An eternity to leave Slade buried among the debris while Cindy got away. “We’ve got to find Cindy.”
“The sheriff’s got that covered with his deputies. At least the bomb didn’t set off a fire. With these trees surrounding the cabin we would have had a problem.”
“I don’t see much silver lining in this situation.” The pressure in her chest trapped each breath in her lungs. She had to force herself to breathe, but it did little to relieve the constriction. “Where’s Abbey?”
“I had the guard take her back to the house. She doesn’t need to see this.”
No one did.

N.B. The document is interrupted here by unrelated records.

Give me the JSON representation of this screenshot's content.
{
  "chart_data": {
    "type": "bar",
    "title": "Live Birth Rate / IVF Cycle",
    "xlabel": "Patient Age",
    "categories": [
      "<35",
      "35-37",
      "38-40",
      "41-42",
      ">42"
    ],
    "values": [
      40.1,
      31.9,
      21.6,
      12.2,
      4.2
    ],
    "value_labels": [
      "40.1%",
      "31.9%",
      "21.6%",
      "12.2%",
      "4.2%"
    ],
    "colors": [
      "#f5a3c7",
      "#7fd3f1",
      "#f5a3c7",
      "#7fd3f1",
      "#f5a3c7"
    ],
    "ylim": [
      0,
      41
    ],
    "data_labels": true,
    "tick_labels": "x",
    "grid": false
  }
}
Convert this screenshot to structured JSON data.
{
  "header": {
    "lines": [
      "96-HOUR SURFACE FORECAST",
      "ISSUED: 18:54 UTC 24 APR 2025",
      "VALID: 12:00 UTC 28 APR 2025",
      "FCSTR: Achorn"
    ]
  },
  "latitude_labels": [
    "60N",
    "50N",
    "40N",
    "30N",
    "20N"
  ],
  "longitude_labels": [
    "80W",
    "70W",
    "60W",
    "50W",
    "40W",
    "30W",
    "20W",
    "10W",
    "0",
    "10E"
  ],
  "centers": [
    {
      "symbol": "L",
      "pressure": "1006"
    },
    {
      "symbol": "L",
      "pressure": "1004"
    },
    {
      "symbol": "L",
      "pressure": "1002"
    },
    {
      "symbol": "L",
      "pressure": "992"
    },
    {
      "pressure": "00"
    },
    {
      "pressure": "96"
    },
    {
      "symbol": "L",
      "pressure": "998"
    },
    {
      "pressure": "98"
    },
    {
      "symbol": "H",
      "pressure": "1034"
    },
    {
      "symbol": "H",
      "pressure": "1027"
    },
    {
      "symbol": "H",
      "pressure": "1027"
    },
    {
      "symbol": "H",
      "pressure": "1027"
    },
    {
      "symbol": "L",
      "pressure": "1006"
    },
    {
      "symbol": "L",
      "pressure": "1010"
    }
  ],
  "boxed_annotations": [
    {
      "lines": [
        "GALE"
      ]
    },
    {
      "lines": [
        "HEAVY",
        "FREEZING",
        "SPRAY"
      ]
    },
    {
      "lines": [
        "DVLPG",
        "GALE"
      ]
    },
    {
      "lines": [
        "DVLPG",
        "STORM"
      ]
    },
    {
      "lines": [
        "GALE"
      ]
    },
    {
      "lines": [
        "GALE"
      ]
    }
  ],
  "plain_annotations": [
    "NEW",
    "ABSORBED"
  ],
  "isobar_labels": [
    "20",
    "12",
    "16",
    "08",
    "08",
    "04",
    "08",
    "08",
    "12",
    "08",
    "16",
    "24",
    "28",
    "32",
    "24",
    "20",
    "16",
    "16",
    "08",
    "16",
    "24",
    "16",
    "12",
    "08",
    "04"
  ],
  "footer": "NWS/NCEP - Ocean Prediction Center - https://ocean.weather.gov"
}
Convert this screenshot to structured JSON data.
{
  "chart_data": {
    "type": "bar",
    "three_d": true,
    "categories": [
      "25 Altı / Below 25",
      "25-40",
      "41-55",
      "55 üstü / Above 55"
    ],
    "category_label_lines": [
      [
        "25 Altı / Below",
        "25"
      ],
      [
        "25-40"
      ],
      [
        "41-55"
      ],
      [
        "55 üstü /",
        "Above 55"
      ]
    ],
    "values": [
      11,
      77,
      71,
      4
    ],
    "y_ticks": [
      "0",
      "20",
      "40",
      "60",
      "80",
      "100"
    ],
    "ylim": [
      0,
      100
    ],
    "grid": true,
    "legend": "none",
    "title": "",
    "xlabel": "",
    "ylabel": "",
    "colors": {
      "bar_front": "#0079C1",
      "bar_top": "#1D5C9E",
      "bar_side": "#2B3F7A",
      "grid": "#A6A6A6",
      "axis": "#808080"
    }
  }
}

She had to do something, or she would fall apart. “I’m gonna look…” Her throat closed around the last word in the sentence.
She finally holstered her Glock and started toward what was left of the cabin.
“You should stay back,” one of the security guards said.
“The sheriff has the fire department on its way.”
Elizabeth ignored the man. She didn’t care. She needed to find Slade. See with her own eyes that he was dead.
Abbey screamed at the top of the incline when she crested the mound and looked down on the scene below. A guard, probably the one who was supposed to escort her back to the main house, came up beside the teen and took her arm. She jerked free and raced down to the cabin, not stopping until she saw Elizabeth.
Abbey hugged Elizabeth and sobbed. “He can’t be dead. He can’t be.”
For a few seconds her arms hung loosely at her sides, numb with grief. This is why I don’t want to love someone. It hurts too much. But slowly the sounds of Abbey’s crying pulled her back to the present, a present where Slade’s daughter needed comfort.
“I’m so sorry, Abbey.” She wound her arms around the girl and held her tightly, trying to infuse what solace she could when she had so little.
Suddenly Abbey leaned back, her face wet with tears. “Maybe he hid in the storm cellar.”
For just a second, hope flickered within her. “Storm cellar? Where?”
“Under the cabin.” Abbey whirled around and pointed toward the northeast corner of the place. “We discovered it once when we were exploring the ranch. When my mom was alive. It’s kinda creepy, but Dad said it was built to protect the people who lived here from tornadoes. There’s a way in from the cabin and from the outside on the east side.”
Elizabeth suppressed her excitement that Slade might have survived. But she grabbed Abbey’s hand and tugged her forward. “Show me.”
Abbey hurried toward the east side of what was left of the cabin. “There.” Pieces of blown-up wood lay haphazardly over the area where the girl pointed.
“I need people over here to help me,” Elizabeth shouted and began tossing the debris away from the spot.